Wiluna Shire chief executive Colin Bastow confirmed the council had returned the money, awarded in two instalments by the previous Liberal-National government under the Country Local Government Fund in 2012 and 2015.

The money was originally made available to contribute to a new council administration centre but plans for that development changed when the Shire bought the town’s hotel and moved to refurbish it as the new Shire offices.

The Department of Primary Industries and Regional Development denied council bids to shift the money to the new administration project and a separate project to build staff housing.

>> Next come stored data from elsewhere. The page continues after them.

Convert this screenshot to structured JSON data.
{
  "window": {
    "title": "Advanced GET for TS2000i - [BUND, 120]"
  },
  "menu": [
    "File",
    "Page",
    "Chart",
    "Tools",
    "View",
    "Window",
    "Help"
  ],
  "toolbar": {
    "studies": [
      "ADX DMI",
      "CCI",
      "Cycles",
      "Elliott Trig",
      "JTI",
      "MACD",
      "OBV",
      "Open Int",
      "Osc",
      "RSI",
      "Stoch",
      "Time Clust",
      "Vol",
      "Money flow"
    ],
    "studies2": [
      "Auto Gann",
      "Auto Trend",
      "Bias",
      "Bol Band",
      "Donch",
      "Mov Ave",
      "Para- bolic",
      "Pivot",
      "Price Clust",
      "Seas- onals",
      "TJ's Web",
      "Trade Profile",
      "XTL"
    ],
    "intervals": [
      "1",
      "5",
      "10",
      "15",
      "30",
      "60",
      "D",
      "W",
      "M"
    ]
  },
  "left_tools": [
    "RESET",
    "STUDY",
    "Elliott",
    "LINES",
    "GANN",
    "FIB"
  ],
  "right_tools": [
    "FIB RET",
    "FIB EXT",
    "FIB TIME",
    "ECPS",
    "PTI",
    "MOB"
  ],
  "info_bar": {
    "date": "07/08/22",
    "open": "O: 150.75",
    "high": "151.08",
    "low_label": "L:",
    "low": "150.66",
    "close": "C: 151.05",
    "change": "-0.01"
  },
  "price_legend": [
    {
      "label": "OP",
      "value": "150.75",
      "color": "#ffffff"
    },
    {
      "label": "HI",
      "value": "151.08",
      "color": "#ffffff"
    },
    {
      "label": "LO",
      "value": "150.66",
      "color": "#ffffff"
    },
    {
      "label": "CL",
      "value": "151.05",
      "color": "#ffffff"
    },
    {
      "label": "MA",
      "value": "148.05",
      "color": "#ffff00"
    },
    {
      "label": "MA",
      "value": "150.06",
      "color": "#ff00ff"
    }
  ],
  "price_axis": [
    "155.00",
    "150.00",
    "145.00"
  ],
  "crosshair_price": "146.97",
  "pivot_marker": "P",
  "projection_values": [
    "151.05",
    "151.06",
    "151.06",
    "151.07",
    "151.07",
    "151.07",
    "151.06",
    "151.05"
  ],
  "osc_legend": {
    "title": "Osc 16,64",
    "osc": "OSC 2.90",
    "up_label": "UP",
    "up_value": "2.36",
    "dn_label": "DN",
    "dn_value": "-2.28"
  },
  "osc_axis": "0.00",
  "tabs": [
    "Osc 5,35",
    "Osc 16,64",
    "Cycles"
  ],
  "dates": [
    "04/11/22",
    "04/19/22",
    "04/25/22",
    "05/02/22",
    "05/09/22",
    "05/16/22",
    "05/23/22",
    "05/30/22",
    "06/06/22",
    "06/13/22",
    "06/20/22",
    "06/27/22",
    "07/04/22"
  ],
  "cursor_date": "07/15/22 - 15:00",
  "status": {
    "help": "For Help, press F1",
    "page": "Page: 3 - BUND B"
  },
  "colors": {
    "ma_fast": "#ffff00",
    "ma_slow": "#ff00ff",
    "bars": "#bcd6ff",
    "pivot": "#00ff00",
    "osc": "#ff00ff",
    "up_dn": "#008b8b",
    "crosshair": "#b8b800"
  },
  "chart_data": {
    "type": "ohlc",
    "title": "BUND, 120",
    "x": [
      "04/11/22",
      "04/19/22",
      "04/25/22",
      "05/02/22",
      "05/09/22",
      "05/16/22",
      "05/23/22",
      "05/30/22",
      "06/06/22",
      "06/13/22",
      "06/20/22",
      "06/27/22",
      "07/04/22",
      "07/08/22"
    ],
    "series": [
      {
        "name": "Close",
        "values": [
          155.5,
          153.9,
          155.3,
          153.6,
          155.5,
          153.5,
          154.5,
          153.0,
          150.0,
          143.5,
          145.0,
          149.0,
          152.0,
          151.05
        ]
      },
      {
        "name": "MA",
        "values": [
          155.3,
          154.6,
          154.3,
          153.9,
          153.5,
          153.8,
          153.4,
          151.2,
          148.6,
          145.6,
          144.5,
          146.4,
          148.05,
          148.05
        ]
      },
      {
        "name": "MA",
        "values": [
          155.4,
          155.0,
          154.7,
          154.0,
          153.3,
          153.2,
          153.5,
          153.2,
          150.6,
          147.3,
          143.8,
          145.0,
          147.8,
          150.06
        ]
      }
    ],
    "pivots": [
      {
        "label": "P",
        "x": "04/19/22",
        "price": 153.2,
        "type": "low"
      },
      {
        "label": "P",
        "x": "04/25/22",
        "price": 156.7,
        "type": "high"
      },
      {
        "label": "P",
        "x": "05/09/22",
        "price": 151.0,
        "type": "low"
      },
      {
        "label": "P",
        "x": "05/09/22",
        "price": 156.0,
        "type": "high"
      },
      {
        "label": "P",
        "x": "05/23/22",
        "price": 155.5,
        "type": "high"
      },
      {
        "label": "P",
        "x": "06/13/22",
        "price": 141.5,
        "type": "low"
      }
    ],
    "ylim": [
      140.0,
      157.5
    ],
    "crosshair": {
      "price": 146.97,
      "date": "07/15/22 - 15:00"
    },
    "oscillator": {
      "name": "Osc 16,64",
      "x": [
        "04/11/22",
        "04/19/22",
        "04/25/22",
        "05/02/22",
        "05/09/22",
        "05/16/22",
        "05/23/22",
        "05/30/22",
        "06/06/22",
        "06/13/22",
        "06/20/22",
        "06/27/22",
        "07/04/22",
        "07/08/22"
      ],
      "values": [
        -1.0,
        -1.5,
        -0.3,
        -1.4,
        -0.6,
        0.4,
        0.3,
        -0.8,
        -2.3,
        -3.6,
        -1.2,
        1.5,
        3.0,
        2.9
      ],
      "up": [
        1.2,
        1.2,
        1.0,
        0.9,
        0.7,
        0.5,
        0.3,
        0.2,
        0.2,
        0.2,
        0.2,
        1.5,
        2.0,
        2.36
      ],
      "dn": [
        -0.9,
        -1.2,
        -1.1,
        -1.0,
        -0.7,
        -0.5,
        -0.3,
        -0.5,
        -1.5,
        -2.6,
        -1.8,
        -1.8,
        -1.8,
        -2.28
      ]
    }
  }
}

Mr Bastow said he was disappointed but not surprised.

“It’s very disappointing, although in some ways probably not unexpected,” he said.

“We’d still like to have the opportunity to try spend that money in Wiluna.

“We’ll have to engage the minister at some stage to see what we can do in that space but at this stage we’ve got a few things on, so we’re trying to progress the best we can.”

The council also lost out in Treasurer Ben Wyatt’s State Budget in September, when a $60 million funding pledge from the previous Barnett government to seal the Goldfields Highway between Wiluna and Meekatharra was pulled from the forward estimates.

Regional Development Minister Alannah MacTiernan told the Kalgoorlie Miner in October the Wiluna Shire council had not progressed a suitable replacement for its original administration centre project, citing a “lack of planning, costings and business cases” with its alternatives.

“Under the CLGF guidelines, projects were meant to be shovel-ready and local governments were given 24 months to complete the projects,” she said at the time.

“The Shire has not progressed a suitable project in the past six years.”